The dollar leaped 0.34 per cent against the pound to its second-highest since October last year as US non-farm payroll figures smashed all expectations.
The dollar hit 0.6402 against the pound as official statistics from the US showed non-farm payroll - which measures the number of new jobs created - rose by 321,000 in November, against expectations of 230,000, and the biggest single-month rise since January 2012.
Unemployment rate stuck at five per cent.
The figure for October was also revised up, to 243,000 from 214,000. Private payrolls also rose, by 225,000
The figure marked the 10th consecutive time US payroll has fallen by more than 200,000 - the first time since 1995 that has happened.

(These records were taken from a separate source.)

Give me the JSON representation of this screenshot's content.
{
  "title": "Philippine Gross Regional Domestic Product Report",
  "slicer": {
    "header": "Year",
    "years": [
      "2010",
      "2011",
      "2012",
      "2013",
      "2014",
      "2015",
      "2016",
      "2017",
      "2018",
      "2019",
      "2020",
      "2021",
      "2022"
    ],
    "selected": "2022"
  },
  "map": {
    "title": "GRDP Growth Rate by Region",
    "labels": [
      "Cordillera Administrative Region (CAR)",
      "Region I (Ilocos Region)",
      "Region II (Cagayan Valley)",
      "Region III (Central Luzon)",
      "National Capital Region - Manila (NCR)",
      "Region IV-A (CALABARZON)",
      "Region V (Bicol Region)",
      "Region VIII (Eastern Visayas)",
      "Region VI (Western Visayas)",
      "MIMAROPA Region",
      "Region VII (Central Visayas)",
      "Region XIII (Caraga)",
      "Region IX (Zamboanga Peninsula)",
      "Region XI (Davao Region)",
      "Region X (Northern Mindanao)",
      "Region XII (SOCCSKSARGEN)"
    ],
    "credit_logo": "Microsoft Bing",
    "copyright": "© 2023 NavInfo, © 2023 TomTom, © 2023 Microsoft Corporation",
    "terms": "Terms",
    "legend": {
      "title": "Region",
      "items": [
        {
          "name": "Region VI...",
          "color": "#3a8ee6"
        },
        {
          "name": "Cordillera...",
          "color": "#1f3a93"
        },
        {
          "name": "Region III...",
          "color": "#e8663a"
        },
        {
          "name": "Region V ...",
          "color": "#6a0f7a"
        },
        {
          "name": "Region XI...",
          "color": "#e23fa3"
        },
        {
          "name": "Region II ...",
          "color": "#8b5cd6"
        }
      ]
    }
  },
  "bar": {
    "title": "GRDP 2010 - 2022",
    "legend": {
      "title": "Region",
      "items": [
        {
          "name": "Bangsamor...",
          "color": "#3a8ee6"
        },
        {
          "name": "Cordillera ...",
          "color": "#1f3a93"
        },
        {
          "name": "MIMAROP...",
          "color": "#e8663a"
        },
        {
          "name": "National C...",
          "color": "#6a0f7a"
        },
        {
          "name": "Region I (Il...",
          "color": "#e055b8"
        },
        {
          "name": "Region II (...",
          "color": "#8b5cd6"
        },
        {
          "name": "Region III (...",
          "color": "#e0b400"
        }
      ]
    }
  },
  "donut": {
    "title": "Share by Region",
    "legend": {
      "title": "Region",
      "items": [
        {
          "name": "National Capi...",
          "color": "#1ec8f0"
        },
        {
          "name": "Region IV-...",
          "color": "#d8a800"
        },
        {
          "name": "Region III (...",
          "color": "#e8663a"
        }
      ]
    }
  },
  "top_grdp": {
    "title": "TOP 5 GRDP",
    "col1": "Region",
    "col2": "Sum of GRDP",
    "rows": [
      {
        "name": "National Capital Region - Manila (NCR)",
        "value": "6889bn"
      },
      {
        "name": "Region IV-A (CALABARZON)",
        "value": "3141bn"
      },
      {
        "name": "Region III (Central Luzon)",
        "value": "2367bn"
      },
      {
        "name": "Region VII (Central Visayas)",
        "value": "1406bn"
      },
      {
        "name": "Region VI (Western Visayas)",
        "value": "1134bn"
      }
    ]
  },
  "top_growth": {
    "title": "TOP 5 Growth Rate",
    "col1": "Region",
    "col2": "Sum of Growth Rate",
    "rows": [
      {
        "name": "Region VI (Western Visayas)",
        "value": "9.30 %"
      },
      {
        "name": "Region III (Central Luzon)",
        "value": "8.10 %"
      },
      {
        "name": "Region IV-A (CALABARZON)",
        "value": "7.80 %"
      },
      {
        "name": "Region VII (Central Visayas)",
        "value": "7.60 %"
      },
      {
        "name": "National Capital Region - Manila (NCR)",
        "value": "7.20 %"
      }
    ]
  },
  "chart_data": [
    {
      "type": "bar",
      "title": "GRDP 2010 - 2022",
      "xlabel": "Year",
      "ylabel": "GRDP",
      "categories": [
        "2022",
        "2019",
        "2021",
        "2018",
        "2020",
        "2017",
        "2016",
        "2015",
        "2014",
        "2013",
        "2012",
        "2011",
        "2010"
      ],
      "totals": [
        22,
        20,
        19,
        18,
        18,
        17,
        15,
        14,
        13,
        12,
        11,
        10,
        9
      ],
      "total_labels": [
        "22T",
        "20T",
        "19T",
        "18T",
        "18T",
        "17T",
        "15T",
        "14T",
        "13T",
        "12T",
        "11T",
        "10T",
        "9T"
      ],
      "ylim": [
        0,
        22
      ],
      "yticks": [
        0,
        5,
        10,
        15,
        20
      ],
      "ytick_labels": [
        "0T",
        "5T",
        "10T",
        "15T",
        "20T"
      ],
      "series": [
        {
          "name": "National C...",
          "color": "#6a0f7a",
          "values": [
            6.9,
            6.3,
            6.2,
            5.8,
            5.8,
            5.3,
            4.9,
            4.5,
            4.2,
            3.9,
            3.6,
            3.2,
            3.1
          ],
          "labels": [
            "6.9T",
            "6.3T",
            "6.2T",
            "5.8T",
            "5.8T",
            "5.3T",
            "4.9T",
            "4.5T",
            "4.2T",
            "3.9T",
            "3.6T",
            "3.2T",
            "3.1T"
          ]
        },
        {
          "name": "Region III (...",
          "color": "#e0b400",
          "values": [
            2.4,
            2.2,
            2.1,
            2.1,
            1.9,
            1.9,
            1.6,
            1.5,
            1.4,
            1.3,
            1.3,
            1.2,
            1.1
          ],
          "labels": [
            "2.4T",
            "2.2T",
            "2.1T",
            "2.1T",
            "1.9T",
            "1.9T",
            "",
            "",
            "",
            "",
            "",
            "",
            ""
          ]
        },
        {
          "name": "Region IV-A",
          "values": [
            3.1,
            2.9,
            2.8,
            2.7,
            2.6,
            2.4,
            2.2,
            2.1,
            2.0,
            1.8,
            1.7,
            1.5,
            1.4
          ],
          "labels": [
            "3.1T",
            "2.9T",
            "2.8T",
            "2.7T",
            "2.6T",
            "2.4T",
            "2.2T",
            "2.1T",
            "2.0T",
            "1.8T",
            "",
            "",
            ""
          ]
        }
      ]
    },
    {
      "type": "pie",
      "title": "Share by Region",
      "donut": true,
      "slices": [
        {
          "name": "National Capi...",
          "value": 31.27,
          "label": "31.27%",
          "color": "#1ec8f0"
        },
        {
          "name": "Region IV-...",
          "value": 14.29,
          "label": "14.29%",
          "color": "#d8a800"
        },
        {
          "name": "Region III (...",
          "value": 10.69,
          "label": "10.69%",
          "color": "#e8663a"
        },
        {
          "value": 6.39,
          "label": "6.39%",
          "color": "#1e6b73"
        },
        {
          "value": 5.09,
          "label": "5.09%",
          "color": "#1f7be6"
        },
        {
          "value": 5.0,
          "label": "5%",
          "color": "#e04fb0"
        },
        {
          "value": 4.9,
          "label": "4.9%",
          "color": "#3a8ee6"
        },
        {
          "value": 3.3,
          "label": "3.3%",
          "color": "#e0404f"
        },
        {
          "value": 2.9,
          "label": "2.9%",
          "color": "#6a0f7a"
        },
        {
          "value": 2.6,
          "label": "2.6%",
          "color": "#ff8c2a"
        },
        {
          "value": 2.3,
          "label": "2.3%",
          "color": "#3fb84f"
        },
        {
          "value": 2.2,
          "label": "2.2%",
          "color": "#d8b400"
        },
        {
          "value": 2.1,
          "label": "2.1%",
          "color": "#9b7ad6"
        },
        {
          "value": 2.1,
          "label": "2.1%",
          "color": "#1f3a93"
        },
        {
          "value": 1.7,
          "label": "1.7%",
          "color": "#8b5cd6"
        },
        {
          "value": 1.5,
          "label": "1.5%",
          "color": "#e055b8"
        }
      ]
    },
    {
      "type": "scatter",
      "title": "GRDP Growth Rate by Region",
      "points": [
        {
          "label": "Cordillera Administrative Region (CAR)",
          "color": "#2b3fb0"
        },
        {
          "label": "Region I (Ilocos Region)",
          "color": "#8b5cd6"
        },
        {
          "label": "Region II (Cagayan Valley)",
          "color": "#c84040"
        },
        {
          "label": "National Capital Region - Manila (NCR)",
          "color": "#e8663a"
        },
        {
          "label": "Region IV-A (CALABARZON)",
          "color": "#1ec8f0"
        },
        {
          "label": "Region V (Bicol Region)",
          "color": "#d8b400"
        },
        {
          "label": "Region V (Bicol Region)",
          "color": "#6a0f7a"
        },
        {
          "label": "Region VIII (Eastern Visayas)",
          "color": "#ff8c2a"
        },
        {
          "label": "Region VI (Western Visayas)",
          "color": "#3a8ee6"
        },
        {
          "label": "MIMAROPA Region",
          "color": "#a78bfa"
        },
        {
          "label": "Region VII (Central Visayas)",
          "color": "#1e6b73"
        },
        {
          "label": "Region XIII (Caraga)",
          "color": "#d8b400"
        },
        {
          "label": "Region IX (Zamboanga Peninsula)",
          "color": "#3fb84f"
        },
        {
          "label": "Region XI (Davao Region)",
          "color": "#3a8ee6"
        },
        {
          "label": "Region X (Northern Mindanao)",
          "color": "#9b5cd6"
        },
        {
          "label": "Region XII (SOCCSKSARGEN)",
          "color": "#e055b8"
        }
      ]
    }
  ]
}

William Nicholls, a dealer at London Capital Group, said not even "the most credulous of optimists would have predicted such a surprise to the upside".
Expectedly, the dollar strengthened owing to signs that the US economy is marching forward, but the conundrum is slightly different for equity markets. The reaction was inconclusive, as economic strength gives mixed signals to the future fortunes of US companies. Yes, a better employment picture has its plus points, but it also gives reason for the Federal reserve to increase interest rates sooner, and a higher cost of borrowing not only results in higher charges for payers of debt, but it makes other asset classes such as bonds more attractive. The Fed next meet on the 16/17 December, and is bound to bring some Yule-tide volatility to the markets.